Photo of large hydroelectric turbine
Carmen Smith Hydroelectric Project is Preparing For a Very LARGE Delivery 04/13/2017

Much of the major Carmen Smith powerhouse generating equipment has been in service since 1963, and is operating beyond its expected life span. In late 2016, EWEB submitted an updated relicensing application to the Federal Energy Regulatory Commission for review, and while we expect that it will take the rest of 2017 and possibly part of 2018 for FERC to complete and issue the new license, some modernization work is moving forward.  

Staff recently completed the overhaul of the powerhouse gantry crane.  The gantry crane is necessary for moving large equipment into and out of the powerhouse. The weight of the major powerhouse equipment planned for replacement ranges from 40 tons up to 140 tons. The next big piece of work is replacing two failing turbine shut-off valves.  

The turbine shutoff valves at the Carmen Powerhouse stop water flow to the turbines, protecting the equipment from damage and allowing periodic inspection of, and repairs to, the turbines. Recent testing revealed that the existing 55-year-old valves leak at a rate of approximately 3,400 gallons per minute. Because of this, inspection of the turbines has not been possible for three years.  

The new replacement valves were forged in Italy and assembled in Switzerland. They will be shipping overseas soon and are expected to arrive on the project at the beginning of June. A plant outage is necessary to accommodate the valve replacement work. The intent is to dewater the power tunnel/penstock system and be ready to start demolition activities shortly after the valves arrive at Carmen.  

In addition to modernizing and replacing equipment at the Carmen Powerhouse and elsewhere throughout the hydroelectric generation project, we will make significant improvements to fish passage facilities and habitat, and upgrade Trail Bridge and Lakes End campgrounds. In order to complete the project safely, we closed public access to Trail Bridge and Lakes End campgrounds, the Trail Bridge Reservoir boat launch and Smith Reservoir. Read more about the five-year closures.  

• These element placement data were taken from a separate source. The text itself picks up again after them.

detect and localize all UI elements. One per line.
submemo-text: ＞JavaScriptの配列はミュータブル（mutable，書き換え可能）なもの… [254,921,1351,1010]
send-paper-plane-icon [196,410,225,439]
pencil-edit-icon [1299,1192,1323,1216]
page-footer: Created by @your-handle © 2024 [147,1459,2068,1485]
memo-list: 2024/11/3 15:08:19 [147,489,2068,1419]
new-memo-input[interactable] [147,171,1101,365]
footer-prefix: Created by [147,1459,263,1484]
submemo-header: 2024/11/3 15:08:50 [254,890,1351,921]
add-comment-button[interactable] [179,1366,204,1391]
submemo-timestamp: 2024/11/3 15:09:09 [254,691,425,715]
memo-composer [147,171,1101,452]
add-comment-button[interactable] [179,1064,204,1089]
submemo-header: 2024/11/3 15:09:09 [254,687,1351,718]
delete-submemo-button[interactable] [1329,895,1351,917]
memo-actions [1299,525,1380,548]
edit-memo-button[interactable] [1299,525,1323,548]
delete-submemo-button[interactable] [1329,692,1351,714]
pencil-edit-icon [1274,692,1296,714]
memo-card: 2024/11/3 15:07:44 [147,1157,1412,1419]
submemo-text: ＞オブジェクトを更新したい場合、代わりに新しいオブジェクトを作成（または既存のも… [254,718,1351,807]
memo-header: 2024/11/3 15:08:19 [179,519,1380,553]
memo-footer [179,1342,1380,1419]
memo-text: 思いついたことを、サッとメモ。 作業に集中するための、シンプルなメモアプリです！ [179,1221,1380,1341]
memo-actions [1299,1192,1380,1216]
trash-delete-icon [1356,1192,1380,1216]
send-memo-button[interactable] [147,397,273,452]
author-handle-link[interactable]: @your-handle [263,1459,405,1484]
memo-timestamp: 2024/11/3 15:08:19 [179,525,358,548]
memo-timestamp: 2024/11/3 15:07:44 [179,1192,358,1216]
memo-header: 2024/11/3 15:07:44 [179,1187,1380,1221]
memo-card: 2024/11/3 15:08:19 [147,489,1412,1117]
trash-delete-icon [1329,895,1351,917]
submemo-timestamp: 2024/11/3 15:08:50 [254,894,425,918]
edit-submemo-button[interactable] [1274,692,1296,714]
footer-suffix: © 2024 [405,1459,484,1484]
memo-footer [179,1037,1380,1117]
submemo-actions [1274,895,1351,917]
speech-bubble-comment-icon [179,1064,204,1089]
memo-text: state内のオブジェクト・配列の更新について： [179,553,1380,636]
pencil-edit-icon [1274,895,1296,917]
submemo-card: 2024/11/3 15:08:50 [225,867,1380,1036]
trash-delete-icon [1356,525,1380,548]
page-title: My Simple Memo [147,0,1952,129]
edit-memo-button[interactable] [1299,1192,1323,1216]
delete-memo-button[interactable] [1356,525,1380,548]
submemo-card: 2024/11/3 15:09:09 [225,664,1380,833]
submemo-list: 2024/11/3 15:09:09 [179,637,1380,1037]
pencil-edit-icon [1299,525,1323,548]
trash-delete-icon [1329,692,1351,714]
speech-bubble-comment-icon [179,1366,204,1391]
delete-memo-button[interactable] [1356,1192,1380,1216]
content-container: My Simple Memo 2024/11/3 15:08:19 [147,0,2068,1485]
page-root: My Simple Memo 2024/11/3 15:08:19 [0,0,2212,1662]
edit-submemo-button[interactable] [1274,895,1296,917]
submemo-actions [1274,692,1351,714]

The Carmen plant remains valuable as a carbon-free generation resource that can ramp up and down to meet customers' peak energy needs. In other words, Carmen operates when our community needs power the most and when buying that power on the wholesale market would be most expensive. We expect to invest approximately $100 million modernizing the project and making the habitat and recreation improvements.